When I returned to the San Francisco Bay Area in July 2006, real estate prices were absurd. At the time, I had also saddled myself with a massive amount of school loans. That said, no-doc loans were all the rage, and I probably could have secured a hyper-expensive mortgage. Instead, I elected to pursue a more rational path, and resolved to buy a house after an earthquake.

Then the financial crisis came along, and I decided this event was probably the best opportunity I would ever have of owning a home in Northern California.

In December 2009, I purchased my first home at what was a 29% discount to the home’s all-time high.

I thought I was a genius as I watched my home’s value rise nearly 8% on Zillow.com in just seven months. Because of the leverage provided by my mortgage, my home equity value rose by an astonishing 30%.

Then the housing recovery faltered, and my home’s value declined by nearly 13% from my initial purchase price, where it now stands at a 10-year low. My mortgage debt magnified this decline, and now my initial home equity declined by a whopping 50%.

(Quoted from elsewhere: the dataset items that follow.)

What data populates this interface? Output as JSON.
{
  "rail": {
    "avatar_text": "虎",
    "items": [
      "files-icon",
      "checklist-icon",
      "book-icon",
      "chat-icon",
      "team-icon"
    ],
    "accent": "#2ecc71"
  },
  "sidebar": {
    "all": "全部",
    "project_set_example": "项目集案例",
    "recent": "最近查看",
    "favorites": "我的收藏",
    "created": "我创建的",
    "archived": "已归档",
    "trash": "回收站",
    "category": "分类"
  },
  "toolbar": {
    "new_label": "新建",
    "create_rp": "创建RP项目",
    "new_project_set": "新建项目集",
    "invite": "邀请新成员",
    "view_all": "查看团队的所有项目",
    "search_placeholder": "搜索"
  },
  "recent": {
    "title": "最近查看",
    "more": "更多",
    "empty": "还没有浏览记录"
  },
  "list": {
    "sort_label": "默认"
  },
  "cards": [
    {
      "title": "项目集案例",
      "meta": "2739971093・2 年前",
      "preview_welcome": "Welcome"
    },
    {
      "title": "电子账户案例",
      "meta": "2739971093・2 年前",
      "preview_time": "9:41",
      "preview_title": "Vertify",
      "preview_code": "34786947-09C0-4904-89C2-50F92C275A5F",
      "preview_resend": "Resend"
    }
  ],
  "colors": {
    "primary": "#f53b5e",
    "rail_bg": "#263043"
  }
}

Fortunately, I still have positive home equity, the estimated rent I could charge for my home is about 13% greater than my current mortgage payment, and the economy appears to be picking up. Furthermore, because of other savings and investments, the hit to my home equity had a less dire impact on my net worth. I also asked the local tax assessor to reappraise my house to reflect the decline in the local housing market, which ultimately saved me a ton of cash.

On the bright side, if the local housing market ever returns to peak levels, my 50% loss would turn into a near tripling of my initial investment. Furthermore, while my market timing wasn’t perfect, I at least avoided 77% of my home’s decline from the peak. While I doubt this market will ever return to those peak levels in the next decade, I also doubt it will remain at 2002 prices forever.

What this personal example shows is how the leverage inherent in the housing market can very easily create or destroy wealth. Since most people have most of their wealth tied up in their homes, even small price fluctuations like mine can have a dramatic impact on one’s home equity and, ultimately, net worth.

When people see their net worth decline substantially, they rein in spending and increase savings. If their home equity turns negative — that is, they own more on their homes than their homes are worth — they have an economic (though not moral) incentive to walk away.

Hopefully, macroeconomic trends improve, and help drive a sustainable increase in housing prices. This housing recovery would give people their confidence back, and they likely would start spending again, creating a virtuous economic cycle.